Sunday, September 16, 2012

Except from an unfinished book

Several years back, a friend and I were working on a book about debt. For various reasons, the book was never finished, but I always liked this excerpt from it. It's good advice we should all follow.

Excerpt from Debt Free At Last! 50 Ways to Win Your Financial Freedom

Do you have a saving account? If not, why not? We don’t think there’s any good reason not to have one. You can start one with as little as $20. This is a priority. You must have a saving account as soon as possible.

And you must start saving some money immediately. It doesn’t matter that you’re not socking away hundreds of dollars. It only matters that you have a savings plan that you can handle and control.

You might notice we didn’t say anything about looking at interest rates on a savings account. Do look around for the best rate you can find, but the sad truth is savings accounts rarely pay as much interest as what inflation is taking from you. That doesn’t matter. You want your savings account for other reasons; making money is not its primary purpose.

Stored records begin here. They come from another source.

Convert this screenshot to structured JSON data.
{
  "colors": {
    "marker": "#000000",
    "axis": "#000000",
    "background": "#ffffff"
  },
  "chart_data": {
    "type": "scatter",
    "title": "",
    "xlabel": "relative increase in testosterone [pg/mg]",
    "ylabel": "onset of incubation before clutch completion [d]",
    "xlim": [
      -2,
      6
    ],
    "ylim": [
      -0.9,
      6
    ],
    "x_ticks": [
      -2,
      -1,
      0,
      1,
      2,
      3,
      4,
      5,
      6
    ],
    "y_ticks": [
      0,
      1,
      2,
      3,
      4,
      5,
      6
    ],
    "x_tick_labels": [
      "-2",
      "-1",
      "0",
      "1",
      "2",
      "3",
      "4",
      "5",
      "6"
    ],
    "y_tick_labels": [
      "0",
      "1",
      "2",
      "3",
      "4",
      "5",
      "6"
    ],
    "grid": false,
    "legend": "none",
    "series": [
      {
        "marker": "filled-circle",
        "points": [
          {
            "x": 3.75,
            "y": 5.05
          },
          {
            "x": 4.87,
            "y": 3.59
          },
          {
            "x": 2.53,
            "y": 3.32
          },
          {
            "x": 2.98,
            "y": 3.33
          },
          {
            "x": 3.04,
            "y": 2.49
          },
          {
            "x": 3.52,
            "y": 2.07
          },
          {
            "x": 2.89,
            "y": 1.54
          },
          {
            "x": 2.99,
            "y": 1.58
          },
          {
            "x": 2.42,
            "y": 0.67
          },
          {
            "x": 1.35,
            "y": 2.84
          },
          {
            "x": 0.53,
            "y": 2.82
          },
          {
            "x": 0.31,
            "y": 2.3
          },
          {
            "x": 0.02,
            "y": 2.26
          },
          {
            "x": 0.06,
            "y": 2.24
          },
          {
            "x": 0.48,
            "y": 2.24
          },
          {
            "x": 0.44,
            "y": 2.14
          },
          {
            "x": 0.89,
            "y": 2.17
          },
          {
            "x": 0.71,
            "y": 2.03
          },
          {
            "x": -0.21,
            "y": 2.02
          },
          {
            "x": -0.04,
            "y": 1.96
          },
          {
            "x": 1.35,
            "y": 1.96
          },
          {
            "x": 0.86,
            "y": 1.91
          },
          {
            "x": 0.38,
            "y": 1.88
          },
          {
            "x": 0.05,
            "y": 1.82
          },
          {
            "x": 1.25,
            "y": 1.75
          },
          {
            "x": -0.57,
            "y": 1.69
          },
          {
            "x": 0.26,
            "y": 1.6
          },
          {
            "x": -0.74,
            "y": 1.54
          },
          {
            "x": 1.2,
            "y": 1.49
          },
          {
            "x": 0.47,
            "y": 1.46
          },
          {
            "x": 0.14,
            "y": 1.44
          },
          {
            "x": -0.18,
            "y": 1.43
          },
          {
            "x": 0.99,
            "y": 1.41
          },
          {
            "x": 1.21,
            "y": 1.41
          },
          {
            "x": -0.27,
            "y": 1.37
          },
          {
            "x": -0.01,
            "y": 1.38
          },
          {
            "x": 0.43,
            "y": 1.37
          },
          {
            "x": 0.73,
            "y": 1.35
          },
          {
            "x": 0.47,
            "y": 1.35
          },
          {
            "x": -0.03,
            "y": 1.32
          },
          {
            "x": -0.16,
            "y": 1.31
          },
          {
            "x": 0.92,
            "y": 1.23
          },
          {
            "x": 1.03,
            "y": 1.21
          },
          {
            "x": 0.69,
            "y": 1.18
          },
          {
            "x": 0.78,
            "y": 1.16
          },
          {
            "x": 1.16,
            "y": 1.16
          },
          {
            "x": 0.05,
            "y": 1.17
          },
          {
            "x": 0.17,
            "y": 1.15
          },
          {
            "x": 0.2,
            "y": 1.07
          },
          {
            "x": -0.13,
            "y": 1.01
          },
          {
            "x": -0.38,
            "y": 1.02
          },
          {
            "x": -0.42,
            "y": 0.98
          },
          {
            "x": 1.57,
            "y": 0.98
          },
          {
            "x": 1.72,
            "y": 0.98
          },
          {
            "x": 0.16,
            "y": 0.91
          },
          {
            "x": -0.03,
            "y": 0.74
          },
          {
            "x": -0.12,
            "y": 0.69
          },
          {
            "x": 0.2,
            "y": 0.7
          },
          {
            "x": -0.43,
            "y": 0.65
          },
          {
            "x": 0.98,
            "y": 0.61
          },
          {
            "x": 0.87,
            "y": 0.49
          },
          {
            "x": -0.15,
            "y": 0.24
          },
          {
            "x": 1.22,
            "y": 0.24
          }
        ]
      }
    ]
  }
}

Its primary purpose is to protect you and your family from financial emergencies. Before you invest in CDs or any other financial products, you should have an emergency fund first. We recommend at least three months salary; more is better, but get some money put away as soon as you can.

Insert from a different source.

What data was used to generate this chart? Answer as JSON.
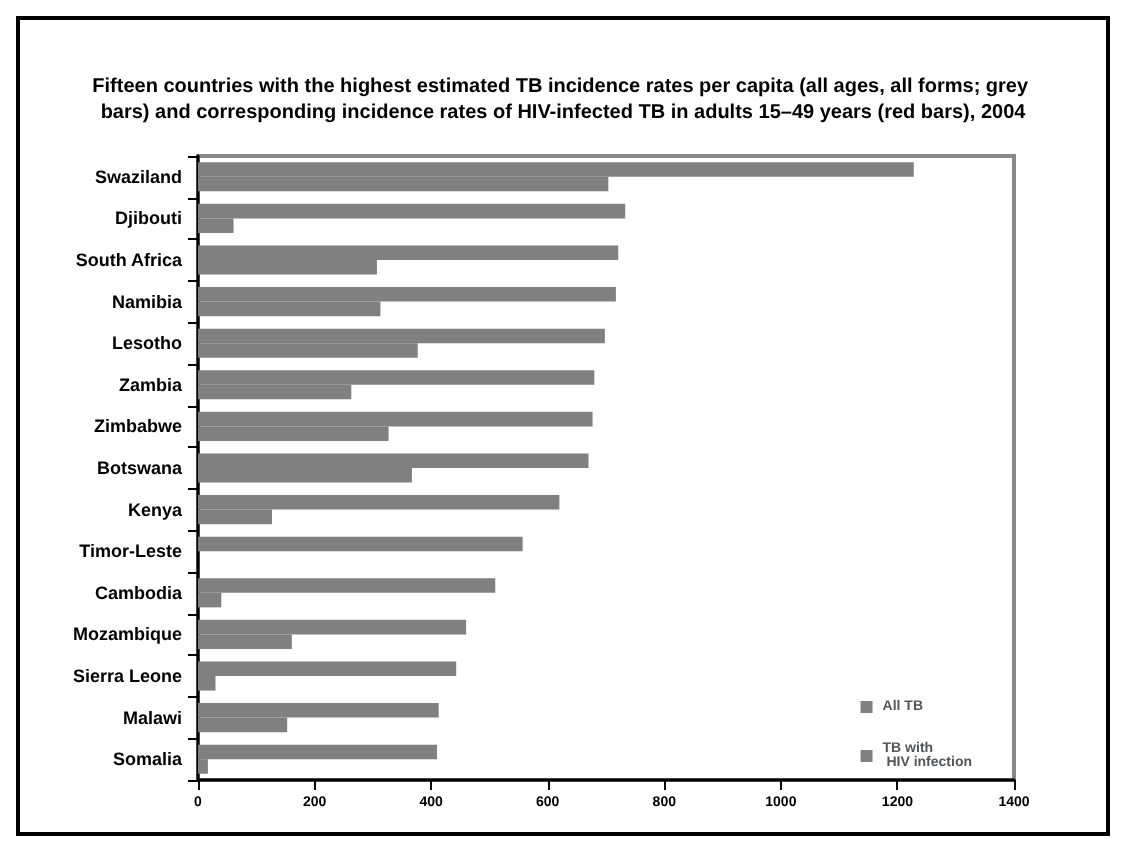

What is the emergency fund for? It’s not to buy clothes or birthday presents or designer purses. It’s for real emergencies. Here’s a list of emergencies and non-emergencies:

Paying the deductible on your car insurance so you can get your car repaired after an accident – Emergency.
Getting a tattoo – Non-emergency.
Paying your bills after you’ve been laid off – Emergency.
Buying a new flat screen TV – Non-emergency.
Paying unexpected medical expenses – Emergency.
Repairing your car so you can get to work or job search – Emergency.
Purchasing the latest video game – Non-emergency.
Repairing your home heater after it quits working – Emergency.
Taking a vacation – Non-emergency.
Replacing your prescription eyeglasses – Emergency.
Buying designer frames for your eyeglasses – Non-emergency.

You could possibly turn some of those emergencies into non-emergencies if you’re able to work out payment plans and can tap other resources. For instance, some automotive body shops will waive your deductible or let you pay that amount out since they’re getting the majority from your insurance company. And medical providers usually have some type of payment plan. Investigate your options before depleting your fund. You don’t want to tap your emergency fund unless you have to. It’s there behind you, protecting you and your family from the insecurities of life. If you protect it, it will protect you.

The second purpose of a savings account is to get you used to the idea of saving money. Many people do not have this habit. Money burns a hole in their lives. They have nothing and will never have anything – unless they win the lottery -- because they save nothing. (And if that millions-to-one chance happens and they do win the lottery, you can be assured they will be broke again soon enough.)

You’re not one of those people. You understand the importance of the habit of savings. You take care of your home, car, and your relationships because you want them all to last as long as possible. You’re smart, aren’t you?

The third – and perhaps most important – purpose of an emergency fund is to give you and your family a sense of security. In this insecure world in which stock markets crash and jobs are here this morning and gone this afternoon, you are planning for the future. You are going to see to it – to the best of your ability – that you and your family don’t have to do without clothing, food, or shelter. You’re who stands between them and the problems of financial ruin. They are fortunate they have you because you’re going to take care of them.

Remember this: it doesn’t matter how much you save at the beginning as long as you save some. Five or 10 dollars a week is fine if that’s what you can manage. As long as you consistently save money, you will soon see your savings increase. And that little bit of interest you receive is the cherry on top.

Look at your budget. (We just made one, remember?) See how much you can put into an emergency fund savings account this month, this week, now. Is it more important to have all those premium channels on your TV or to secure you and your family’s financial future? It’s an easy decision to make when you take the long view. And you’re a smart person so the long view is easy for you.

Start a savings account now. Someday – maybe sooner than we hope - you and your family will be glad you did.